As long one JVM can handle the load you might use a.
But you might run into issues that the JVM get stuck by long GC periodically or did not have enough memory (32Bit Java?). In this case you can spit in two instances and build a cluster.
In my experience two instances on the same machine will work if you have enough memory and CPU power.
But you need to verify whether the system can handle the load with the resources.
You missed an option:
c) Run a second AWS instance with JBoss AS and load-balance between the two.
I would pick "c" if using any kind of vitualization, it is the option that allows for greater scalability (you can add a 3rd or 4th instance using the same technique).
The suggestions provided are valuable.
I am looking at to exploit the unutilized CPU capacity (70 % [max affordable CPU utilization] - 40 % [Observed max utilization during peak load] = 30 % free) of the application server to handle even more concurrent users.
For this if suppose I run two Jboss instances (clustered) in the same box with reduced heap sizes and accordingly adjust other associated JVM tuning parameters, would it be possible to have an increase in number of concurrent requests (sum of requests that can be handled by individual instances -> sum of 'maxThreads' of both instances) that can be served by the Server?
Motivation to think in the above respect:- Have come across a rule of thumb for calculating the value of 'maxThreads' that can be specified in Jboss config -> [200 * No. of CPU] +/- depending on RAM and other Machine specs.
Does this rule apply for each instance of Jboss running on the server? or it applies to the server as such, irrespective of how many Jboss instances are running in it?

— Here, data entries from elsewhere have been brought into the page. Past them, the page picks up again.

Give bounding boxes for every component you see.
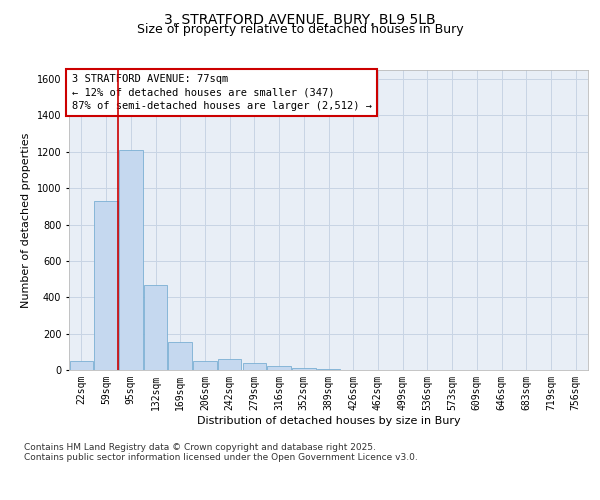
Text: 3, STRATFORD AVENUE, BURY, BL9 5LB: 3, STRATFORD AVENUE, BURY, BL9 5LB xyxy=(164,12,436,26)
Bar xyxy=(218,359,241,370)
Y-axis label: Number of detached properties: Number of detached properties xyxy=(21,132,31,308)
Bar xyxy=(317,369,340,370)
Bar xyxy=(70,361,93,370)
Bar xyxy=(144,284,167,370)
Bar xyxy=(169,342,192,370)
Bar xyxy=(292,368,316,370)
Bar xyxy=(268,366,291,370)
Bar xyxy=(94,201,118,370)
Text: 3 STRATFORD AVENUE: 77sqm
← 12% of detached houses are smaller (347)
87% of semi: 3 STRATFORD AVENUE: 77sqm ← 12% of detac… xyxy=(71,74,371,111)
Text: Contains HM Land Registry data © Crown copyright and database right 2025.
Contai: Contains HM Land Registry data © Crown c… xyxy=(24,442,418,462)
X-axis label: Distribution of detached houses by size in Bury: Distribution of detached houses by size … xyxy=(197,416,460,426)
Text: Size of property relative to detached houses in Bury: Size of property relative to detached ho… xyxy=(137,24,463,36)
Bar xyxy=(242,362,266,370)
Bar xyxy=(119,150,143,370)
Bar xyxy=(193,361,217,370)
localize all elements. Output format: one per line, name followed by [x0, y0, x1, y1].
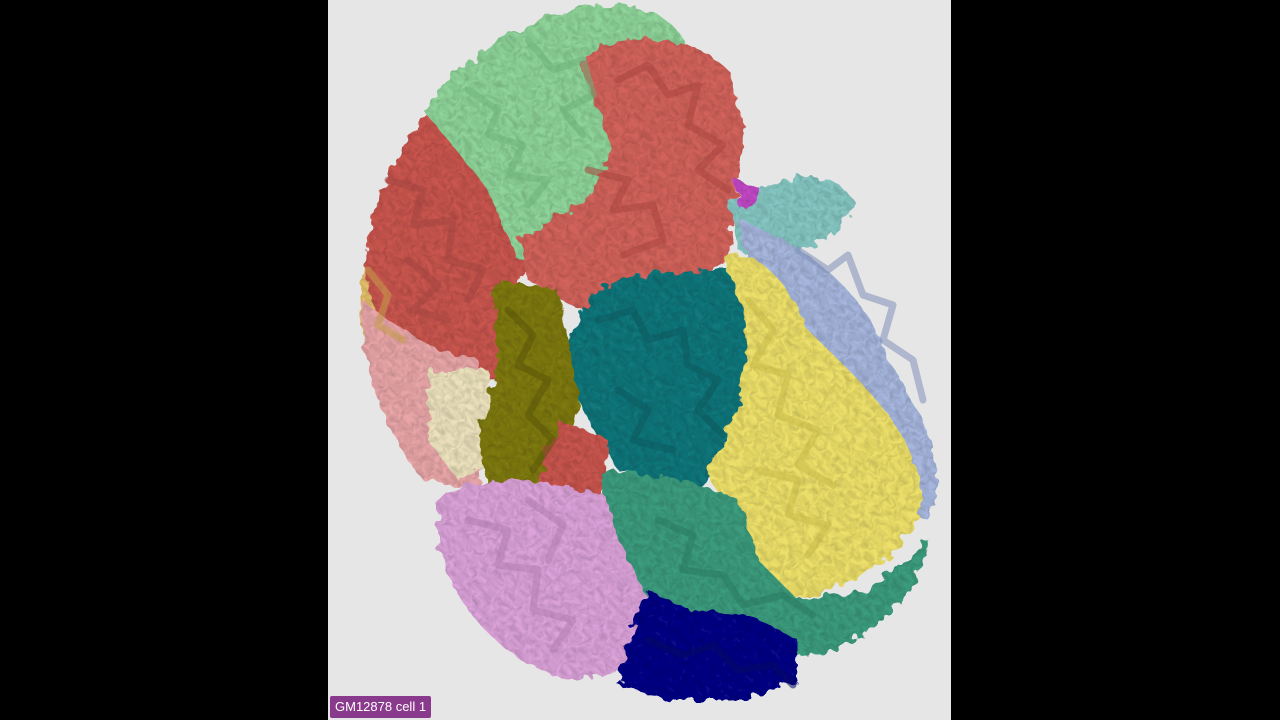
region-teal: [558, 270, 758, 490]
molecular-viewer[interactable]: GM12878 cell 1: [328, 0, 951, 720]
region-magenta: [736, 180, 758, 210]
cell-caption-badge: GM12878 cell 1: [330, 696, 432, 718]
chromosome-structure-render[interactable]: [328, 0, 951, 720]
region-cream: [428, 370, 498, 480]
region-lilac: [438, 481, 658, 680]
region-salmon-top: [518, 38, 742, 311]
fiber-strands: [364, 36, 927, 689]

There is no such "rule of thumb". I suspect that whatever you read was specific to that person's environment. Unless you do you own load testing you will not be able to determine what kind of load your system will be able to handle. And having two JBoss AS instances running on one server will not double the number of request threads that can be specified (or maybe it can, but it won't increase throughput). Youy have to remember that the more load you place on the system the longer it will take to process each individual request. It is a fine balancing act between the amount of load and the response time.